At the same time that we were climbing, John and I were also training in different hospitals. We met at a medical meeting in London and afterwards decided to go to an Indian restaurant. It was the only occasion I ever saw John slightly rattled. London Indian restaurants serve a very different menu to those in Glasgow and we both ordered unfamiliar dishes. John fancied the duck dish but we smelled it long before it arrived at the table. John's plate of Bombay Duck consisted of slivers of salted, dried and long matured and particularly pungent fish, which had clearly not swum for a long time. John called the very polite waiter over.
"I am afraid there has been some mistake with my order, I ordered duck and this is not duck."
"Sir, it is most certainly duck, this is the finest of Bombay ducks."
"Well you will need to take it away, I can't eat it. As far as I am concerned, this is neither fish nor fowl!"
John and I shared many a laugh in the hills but very often at the top of a climb we would tell each other the "neither fish nor fowl" story and our laughter would echo round the mountains.
The first time my knee dislocated when climbing with John was on Integrity on Sron na Ciche in Coire Lagan in the Cuillin mountains of Skye about 2000. I managed to complete the climb but afterwards we dropped a grade or two on our outings. John never complained. On one memorable outing to the Great Ridge of Beinn Garbh in Ardgour there was a total eclipse of the sun when we were at the first belay. We chatted in the near total darkness and exchanged thoughts on our great love and appreciation of the mountains and climbing. On our last climb together we scrambled up the NW ridge of Bruach na Frithe in the Cuillin then went on to climb Naismith's route on the Basteir Tooth. Although it is an easy climb my knee dislocated twice. I had a long and painful descent. John patiently stayed with me and helped me down as the other members of our group descended ahead. It was long after dark that John and I got down and we both knew my climbing days were over.
Any time I passed John's door at work after that, we would exchange stories about his climbing trips and my trips in my new sport of sea kayaking. When I retired in 20011 John wrote in my card " When we are both retired and your knees are fixed we'll go climbing in the Cuillin again."
John, I don't know when it will be but our spirits will climb together in the Cuillin again...
John at the top of forty Foot Corner, NE buttress, Ben Nevis.
First pitch Agag's Groove, Rannoch Wall, Buachaille Etive Mor, Glen Coe.
Top pitch Agag's Groove.
Traversing from the top of Rannoch Wall to descend Curved Ridge, Buchaille Etive Mor.
Early morning start for Cir Mor, Glen Rosa Arran.
Sou'wester Slabs, Cir Mor.
Top of Sou'wester Slabs.
Arrow Route, Coire Lagan, Skye.
Top of Arrow Route, John scouting the line of Integrity above.
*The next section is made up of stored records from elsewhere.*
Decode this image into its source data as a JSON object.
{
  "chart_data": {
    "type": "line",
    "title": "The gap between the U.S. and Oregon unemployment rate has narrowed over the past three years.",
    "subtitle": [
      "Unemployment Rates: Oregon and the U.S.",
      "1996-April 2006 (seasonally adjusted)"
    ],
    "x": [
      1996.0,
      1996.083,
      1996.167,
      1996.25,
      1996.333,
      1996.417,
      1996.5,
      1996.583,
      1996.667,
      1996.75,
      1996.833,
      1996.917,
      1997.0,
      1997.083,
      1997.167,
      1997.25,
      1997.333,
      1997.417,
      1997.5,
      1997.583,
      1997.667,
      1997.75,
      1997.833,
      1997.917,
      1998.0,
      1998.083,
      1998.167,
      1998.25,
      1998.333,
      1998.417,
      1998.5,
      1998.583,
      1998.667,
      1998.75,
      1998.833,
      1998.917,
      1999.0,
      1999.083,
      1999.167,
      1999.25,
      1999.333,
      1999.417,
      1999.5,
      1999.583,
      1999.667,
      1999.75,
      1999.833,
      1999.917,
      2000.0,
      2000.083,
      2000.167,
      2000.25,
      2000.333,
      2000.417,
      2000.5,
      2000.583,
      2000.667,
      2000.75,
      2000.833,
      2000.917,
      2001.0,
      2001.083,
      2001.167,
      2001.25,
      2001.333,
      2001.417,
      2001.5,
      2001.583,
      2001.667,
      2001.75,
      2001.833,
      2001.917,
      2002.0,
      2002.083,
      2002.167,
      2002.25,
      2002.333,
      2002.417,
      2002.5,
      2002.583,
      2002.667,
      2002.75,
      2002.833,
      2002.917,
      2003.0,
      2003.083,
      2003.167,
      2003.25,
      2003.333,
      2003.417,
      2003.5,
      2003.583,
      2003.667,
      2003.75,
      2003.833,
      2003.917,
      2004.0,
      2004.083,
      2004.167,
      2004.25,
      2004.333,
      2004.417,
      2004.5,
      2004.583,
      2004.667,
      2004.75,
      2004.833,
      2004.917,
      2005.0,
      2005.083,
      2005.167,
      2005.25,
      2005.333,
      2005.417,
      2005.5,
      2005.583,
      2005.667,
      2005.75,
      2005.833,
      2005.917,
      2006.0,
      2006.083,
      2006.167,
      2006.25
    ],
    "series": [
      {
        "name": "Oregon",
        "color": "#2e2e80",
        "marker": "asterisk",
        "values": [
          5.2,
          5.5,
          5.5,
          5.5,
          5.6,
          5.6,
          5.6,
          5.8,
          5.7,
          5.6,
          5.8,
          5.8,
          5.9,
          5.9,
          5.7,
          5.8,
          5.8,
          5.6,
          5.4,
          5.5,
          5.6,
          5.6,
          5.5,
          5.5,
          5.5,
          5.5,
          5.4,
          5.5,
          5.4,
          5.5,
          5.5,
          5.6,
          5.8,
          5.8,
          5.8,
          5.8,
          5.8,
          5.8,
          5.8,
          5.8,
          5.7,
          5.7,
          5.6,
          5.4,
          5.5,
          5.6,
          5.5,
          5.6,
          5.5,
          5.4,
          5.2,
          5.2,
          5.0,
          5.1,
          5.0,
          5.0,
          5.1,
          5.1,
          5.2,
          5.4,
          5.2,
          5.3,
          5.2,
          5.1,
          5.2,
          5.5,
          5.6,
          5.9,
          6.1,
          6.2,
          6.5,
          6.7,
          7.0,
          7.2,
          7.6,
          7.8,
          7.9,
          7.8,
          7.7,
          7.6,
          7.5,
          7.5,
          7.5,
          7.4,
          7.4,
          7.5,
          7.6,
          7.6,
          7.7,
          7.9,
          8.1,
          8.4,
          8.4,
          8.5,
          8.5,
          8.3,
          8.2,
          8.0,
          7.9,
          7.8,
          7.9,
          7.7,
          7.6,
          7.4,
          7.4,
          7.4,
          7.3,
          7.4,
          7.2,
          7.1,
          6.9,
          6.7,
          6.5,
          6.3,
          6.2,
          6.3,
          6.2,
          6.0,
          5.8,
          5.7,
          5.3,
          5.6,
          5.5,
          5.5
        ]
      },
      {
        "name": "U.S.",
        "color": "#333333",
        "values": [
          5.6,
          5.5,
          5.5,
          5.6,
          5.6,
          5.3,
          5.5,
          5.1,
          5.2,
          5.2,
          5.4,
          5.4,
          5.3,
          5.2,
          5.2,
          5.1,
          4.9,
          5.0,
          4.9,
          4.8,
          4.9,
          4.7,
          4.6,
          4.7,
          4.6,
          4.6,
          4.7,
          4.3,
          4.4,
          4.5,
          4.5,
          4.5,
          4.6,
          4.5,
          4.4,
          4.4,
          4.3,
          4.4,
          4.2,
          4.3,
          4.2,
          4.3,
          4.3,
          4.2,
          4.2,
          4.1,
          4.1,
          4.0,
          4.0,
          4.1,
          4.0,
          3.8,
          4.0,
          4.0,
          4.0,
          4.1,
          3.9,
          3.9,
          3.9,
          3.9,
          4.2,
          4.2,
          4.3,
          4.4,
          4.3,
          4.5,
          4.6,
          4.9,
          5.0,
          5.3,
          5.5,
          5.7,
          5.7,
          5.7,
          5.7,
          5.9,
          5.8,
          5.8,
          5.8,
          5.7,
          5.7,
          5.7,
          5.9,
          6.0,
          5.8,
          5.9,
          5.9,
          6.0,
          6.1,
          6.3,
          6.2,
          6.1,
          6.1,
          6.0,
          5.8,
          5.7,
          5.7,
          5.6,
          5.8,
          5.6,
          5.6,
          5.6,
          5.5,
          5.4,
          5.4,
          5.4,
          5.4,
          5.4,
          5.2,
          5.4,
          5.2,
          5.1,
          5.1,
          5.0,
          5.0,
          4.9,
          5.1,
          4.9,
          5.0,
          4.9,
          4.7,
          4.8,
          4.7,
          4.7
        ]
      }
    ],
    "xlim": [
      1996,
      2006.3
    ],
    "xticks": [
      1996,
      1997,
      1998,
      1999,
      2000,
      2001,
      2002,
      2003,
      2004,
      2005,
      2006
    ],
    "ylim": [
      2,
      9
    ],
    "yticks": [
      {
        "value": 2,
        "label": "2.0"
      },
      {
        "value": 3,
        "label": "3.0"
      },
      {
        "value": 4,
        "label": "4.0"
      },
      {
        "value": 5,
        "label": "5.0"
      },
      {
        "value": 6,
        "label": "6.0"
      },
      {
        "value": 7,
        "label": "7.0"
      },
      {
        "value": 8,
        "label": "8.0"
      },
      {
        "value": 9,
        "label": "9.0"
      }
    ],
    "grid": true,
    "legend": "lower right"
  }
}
The Cioch, Coire Lagan, Skye.
Ardverikie Wall, Binnein Shuas, Glen Spean.
Fifth pitch Ardverikie Wall.
Collie's Route, Coire Lagan, Skye.
Eastern Buttress Direct, Coire Lagan, Skye.
Pondering the route.
Final wall Eastern Buttress Direct.
Myself and John, Loch Lagan Skye. Taken by my daughter Jennifer (who used to babysit for John before she insisted on coming with us!)
John and friends Glen Rosa Arran.
Caliban's creep, Cir Mor, Arran.
John and friends setting off for the NW ridge of Bruach na Frithe Skye on our last climb together on Naismith's Route on Am Bastier, 19/4/2003.
John, thank you for so many happy days.